Travel is expensive, unfortunately, meaning not all journalists have the opportunity to visit other countries. Luckily, Newhouse students have the opportunity to participate in seminars in other states and countries, free of charge. Fellowships at Auschwitz for the Study of Professional Ethics (FASPE) invites journalism graduate students to visit Germany and Poland to investigate how the media allowed the Nazi government to enforce their destructive policies. Investigative Reporters and Editors 2020 Computer-Assisted Reporting Conference in New Orleans gives journalists a chance to learn more about digital and data journalism, and this year, Newhouse is covering the travel expenses for a limited number of students.

Taking these opportunities to travel will undoubtedly prepare Newhouse students to be the best journalists in the field. Here’s how travel makes journalists more experienced, adaptable, and confident in their work.
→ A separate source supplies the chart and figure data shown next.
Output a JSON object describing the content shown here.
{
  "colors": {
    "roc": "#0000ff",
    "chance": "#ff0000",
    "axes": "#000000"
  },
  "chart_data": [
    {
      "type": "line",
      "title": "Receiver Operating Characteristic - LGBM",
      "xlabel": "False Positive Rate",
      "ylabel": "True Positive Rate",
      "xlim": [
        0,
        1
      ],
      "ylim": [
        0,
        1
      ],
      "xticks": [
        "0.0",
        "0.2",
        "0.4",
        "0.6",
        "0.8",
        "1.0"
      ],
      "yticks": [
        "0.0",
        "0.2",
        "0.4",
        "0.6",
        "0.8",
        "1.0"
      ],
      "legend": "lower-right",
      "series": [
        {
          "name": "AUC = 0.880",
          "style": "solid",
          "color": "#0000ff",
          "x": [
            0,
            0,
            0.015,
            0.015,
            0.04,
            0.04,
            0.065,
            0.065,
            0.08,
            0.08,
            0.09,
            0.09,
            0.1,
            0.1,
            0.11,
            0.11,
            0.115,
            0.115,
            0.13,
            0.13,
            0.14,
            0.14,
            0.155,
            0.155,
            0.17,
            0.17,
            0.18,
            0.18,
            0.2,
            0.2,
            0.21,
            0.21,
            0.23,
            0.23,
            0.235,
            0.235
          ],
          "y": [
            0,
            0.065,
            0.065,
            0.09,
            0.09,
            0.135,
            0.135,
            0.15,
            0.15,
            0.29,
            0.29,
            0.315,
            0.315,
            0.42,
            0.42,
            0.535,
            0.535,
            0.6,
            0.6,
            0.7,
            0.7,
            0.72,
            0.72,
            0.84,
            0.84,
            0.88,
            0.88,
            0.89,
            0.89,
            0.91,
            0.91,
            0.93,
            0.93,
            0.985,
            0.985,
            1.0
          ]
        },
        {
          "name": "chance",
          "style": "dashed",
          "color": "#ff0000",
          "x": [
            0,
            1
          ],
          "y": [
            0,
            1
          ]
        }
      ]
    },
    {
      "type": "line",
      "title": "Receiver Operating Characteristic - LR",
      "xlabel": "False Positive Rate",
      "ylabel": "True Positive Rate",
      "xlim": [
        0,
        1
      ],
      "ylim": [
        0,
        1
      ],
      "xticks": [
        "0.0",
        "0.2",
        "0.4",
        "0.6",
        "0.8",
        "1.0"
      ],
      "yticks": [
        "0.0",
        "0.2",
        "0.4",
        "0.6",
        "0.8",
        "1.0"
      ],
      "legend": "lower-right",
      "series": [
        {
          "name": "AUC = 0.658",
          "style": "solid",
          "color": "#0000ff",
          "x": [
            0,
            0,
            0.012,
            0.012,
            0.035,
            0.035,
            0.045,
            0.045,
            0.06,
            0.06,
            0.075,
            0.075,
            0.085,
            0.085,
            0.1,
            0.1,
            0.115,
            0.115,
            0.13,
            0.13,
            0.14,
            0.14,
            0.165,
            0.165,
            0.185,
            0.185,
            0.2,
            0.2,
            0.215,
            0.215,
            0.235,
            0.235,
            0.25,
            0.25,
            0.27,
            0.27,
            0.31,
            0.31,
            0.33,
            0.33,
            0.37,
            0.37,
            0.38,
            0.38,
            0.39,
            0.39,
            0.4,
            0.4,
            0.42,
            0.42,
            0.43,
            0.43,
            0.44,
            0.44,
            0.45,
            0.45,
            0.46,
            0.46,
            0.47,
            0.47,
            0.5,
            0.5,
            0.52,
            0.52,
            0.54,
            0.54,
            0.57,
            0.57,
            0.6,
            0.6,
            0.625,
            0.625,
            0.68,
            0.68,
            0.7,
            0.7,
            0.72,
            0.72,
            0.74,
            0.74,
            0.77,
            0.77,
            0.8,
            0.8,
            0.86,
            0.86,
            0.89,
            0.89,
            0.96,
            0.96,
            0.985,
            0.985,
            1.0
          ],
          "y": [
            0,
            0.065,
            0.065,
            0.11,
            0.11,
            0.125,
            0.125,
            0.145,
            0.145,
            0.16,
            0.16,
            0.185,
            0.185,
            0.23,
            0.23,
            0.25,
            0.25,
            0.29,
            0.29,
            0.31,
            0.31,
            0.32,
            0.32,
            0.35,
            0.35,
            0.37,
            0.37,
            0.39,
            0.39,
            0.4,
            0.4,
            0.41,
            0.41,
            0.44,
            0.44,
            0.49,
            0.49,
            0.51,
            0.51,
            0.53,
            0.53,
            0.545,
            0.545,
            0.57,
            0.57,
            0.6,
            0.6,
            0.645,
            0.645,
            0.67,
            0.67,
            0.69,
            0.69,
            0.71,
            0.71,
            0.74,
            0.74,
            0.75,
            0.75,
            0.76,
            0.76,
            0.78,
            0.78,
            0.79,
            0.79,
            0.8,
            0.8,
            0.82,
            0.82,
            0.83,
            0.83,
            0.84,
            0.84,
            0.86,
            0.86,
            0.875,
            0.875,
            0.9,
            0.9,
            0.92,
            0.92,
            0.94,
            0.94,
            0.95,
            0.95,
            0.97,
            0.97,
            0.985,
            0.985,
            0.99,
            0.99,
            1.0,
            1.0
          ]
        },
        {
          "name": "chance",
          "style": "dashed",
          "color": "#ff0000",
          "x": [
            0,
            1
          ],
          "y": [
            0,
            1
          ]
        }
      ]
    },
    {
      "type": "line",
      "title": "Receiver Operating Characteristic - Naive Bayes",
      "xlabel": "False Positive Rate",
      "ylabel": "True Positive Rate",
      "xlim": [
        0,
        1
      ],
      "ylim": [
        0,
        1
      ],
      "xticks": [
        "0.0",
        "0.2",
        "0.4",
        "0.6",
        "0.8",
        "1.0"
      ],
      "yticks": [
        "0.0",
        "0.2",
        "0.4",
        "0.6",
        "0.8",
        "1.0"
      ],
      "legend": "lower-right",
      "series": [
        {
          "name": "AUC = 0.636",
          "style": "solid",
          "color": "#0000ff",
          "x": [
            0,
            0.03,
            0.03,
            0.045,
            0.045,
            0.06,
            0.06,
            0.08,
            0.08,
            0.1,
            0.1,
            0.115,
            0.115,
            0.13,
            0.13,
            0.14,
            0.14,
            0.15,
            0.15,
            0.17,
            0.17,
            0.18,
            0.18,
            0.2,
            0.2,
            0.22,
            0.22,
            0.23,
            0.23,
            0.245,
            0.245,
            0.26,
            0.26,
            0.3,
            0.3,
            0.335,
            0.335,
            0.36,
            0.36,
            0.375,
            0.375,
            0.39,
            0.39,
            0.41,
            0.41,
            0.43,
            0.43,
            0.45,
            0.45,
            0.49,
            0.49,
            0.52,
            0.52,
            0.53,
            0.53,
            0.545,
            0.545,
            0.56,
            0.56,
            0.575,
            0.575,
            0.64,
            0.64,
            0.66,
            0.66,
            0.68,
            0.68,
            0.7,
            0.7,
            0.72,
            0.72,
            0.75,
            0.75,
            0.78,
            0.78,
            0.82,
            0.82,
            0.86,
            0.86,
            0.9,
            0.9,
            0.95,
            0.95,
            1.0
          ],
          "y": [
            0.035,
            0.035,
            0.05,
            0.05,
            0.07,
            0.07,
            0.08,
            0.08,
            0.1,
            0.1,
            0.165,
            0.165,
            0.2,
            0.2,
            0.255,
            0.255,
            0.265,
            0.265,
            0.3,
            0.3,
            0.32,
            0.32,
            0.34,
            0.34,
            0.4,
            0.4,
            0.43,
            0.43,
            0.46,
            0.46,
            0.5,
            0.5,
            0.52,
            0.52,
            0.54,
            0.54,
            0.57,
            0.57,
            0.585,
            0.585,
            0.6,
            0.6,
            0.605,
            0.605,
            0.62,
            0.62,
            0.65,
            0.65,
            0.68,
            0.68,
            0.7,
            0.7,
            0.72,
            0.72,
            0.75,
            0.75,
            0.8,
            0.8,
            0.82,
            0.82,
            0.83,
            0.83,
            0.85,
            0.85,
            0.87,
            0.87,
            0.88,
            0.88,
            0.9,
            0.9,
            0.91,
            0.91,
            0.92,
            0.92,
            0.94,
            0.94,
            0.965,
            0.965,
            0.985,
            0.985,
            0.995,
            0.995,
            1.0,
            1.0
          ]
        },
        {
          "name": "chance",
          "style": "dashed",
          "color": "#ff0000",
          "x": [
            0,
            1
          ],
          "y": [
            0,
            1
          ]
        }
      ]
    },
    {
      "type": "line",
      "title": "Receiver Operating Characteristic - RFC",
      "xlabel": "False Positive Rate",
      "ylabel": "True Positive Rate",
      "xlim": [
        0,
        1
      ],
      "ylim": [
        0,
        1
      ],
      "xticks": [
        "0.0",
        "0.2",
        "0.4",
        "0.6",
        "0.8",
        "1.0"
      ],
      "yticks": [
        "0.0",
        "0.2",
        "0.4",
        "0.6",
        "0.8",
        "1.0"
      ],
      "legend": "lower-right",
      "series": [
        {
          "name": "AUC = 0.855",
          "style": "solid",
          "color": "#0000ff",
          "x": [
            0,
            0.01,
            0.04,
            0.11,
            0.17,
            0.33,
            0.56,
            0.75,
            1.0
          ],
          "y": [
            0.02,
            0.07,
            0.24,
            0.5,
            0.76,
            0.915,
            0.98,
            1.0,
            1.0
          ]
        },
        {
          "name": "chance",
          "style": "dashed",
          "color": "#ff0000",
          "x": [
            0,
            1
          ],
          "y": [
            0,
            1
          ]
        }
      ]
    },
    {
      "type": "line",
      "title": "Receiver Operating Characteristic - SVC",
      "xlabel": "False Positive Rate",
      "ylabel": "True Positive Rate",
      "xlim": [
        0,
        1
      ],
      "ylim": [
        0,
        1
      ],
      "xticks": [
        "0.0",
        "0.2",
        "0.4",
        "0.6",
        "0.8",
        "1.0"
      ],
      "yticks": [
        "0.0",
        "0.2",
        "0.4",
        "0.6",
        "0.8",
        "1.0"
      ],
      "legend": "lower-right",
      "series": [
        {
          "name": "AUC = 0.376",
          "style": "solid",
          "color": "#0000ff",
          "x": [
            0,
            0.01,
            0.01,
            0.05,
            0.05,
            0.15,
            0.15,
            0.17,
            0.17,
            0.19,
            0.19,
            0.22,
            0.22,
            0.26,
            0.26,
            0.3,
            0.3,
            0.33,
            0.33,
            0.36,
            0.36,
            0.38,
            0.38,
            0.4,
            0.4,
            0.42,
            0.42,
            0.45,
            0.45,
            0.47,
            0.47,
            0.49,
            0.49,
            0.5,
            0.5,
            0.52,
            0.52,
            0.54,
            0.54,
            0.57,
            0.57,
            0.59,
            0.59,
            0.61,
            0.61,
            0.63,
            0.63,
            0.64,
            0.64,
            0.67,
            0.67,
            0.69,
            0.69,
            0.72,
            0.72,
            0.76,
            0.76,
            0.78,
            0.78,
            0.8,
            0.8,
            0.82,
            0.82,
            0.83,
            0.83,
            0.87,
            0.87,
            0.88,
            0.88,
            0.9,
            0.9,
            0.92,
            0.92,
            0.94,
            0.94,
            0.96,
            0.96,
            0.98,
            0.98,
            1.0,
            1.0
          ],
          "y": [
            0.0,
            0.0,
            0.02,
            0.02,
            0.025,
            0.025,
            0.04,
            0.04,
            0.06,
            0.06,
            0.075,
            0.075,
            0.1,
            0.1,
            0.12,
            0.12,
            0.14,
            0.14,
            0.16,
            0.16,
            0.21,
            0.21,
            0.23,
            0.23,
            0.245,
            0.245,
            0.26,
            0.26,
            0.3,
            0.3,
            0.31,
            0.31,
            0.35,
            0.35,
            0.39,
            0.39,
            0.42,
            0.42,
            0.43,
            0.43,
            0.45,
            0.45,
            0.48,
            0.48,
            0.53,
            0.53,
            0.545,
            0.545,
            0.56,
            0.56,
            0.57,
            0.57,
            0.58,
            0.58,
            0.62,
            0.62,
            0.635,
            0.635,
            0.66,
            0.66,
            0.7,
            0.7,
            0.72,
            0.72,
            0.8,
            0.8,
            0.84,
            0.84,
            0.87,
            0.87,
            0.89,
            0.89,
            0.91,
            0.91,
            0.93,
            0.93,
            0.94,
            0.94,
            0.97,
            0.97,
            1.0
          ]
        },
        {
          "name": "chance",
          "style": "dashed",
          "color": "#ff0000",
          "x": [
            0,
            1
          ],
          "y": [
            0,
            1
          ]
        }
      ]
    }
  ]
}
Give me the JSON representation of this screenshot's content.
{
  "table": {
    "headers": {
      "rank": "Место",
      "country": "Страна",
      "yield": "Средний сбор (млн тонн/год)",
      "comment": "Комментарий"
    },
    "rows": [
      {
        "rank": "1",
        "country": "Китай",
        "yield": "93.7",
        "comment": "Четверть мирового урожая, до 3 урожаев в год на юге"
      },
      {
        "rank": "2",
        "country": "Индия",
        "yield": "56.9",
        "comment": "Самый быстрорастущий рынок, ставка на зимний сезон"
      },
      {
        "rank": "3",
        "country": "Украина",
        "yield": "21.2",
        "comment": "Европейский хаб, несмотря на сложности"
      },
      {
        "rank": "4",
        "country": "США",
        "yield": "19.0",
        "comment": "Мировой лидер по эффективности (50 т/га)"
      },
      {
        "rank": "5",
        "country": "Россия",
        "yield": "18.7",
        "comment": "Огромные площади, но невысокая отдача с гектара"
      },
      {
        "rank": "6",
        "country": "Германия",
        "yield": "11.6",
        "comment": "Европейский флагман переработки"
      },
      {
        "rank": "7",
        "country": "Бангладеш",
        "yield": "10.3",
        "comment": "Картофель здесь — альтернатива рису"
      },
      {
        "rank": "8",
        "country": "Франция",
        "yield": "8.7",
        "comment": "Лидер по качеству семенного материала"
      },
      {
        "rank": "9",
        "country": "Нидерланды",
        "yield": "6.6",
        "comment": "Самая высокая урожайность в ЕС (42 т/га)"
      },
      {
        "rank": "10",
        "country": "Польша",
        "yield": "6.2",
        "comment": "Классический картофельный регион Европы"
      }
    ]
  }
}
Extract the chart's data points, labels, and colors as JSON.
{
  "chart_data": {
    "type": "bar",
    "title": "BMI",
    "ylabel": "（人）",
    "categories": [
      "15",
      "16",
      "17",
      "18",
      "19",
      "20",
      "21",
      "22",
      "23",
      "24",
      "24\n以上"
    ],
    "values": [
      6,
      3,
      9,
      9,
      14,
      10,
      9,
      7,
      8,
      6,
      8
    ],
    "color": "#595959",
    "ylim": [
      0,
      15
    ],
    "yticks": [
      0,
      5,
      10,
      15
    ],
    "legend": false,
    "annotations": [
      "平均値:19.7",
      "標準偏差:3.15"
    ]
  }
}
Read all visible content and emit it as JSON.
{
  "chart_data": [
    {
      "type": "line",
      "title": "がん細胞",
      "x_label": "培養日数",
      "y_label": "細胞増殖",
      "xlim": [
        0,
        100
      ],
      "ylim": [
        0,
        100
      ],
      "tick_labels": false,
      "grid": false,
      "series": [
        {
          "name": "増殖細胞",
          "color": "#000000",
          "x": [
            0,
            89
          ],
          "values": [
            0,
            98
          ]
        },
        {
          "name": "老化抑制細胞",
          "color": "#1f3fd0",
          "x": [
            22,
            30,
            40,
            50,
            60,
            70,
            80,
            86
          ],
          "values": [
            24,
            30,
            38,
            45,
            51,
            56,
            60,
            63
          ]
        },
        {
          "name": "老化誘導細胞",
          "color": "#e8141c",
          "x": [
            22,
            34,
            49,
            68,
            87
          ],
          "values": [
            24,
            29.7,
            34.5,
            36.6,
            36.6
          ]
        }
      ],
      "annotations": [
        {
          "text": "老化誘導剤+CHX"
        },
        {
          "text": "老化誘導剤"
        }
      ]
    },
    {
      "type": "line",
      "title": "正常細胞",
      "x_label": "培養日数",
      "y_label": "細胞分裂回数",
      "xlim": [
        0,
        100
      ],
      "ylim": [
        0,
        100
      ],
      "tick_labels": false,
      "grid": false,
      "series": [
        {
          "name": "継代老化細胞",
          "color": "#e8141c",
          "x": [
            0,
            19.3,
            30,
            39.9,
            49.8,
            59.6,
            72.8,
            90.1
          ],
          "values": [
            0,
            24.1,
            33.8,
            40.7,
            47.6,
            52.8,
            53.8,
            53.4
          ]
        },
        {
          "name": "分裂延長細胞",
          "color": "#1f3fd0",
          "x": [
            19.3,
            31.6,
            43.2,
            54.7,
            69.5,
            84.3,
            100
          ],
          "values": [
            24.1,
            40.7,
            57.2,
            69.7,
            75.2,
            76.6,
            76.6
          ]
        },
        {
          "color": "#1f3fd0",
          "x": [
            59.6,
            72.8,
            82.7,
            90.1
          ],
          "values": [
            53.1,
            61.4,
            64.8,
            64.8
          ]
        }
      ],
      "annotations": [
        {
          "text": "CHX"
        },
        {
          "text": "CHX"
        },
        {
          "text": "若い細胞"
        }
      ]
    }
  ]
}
1) Travel broadens perspective

The Allée des Nations at the United Nations Headquarters in Switzerland | Credit: Stephanie Macrinos

Exposure to other ways of life allows a journalist to write from varying points of view. Newhouse graduate student Veer Badani, who spent his life between the U.S. and India, credits his multicultural childhood and travel experiences to his skill and passion for sports journalism. He said, “Travelling abroad gives journalists another perspective, be that culturally, religiously, economically or politically. In order to understand a place and people that you wish to cover and report on, it is very important for journalists to travel when and where possible.”

2) Travel teaches you to adapt and improvise

Lake Geneva, Switzerland | Credit: Stephanie Macrinos

Travel can be stressful. Traffic is backed up, airports are packed, and once you escape the pandemonium of travel, you’re in an unfamiliar environment. Whether your destination is abroad or in-country, this forces you to make quick decisions and adjust to new surroundings.

Honing these skills is necessary for any journalist. Sources will cancel, the news will break, and stories will change. The ability to roll with the punches and adapt to sudden changes makes for a better journalist. 

3) Travel puts you in the moment

You can’t comment on the energy of the crowd if you aren’t in it | Credit: Stephanie Macrinos

You can write about an event from anywhere, but it’s best to be there. This is especially true when covering breaking news and sports. Badani said, “It’s possible to cover a game without being at the stadium, but you cannot fully understand and accurately report on the atmosphere if you are just watching on TV.”

If a journalist needs to write a piece about the political climate of a certain state or country, previous experience with the people and culture is an advantage. They can write on the impacts of political policies because they’ve seen them first hand. They can report on the views of the people because they’ve spoken to them. Travel gives journalists the ability to write with a greater sense of detail.

4) Travel helps you understand the importance of journalism

Journalists Memorial at the Newseum in Washington, D.C. | Credit: Stephanie Macrinos

A key component of democracy is a free press. Traveling to nations where a free press does not exist reiterates this. Newhouse graduate student Sarah Midani, who is Syrian-American said, “Traveling abroad gave me a better understanding of why a free press is so important. I visited Syria in 2006, about five years before the war started. I remember seeing political propaganda everywhere, at a much larger scale than we see in American political campaigns. People were cautious with what they said about the government, and that sentiment grew once the war broke out. Despite censorship from the Syrian government, we’ve stayed informed through the work of courageous journalists, and I’m even more thankful for the freedom of speech and press that we have in America.”

Experience is the best teacher, and traveling is the best way to get it. Take advantage of the travel opportunities offered afforded to journalism students, and you’re sure to be better prepared for your future career.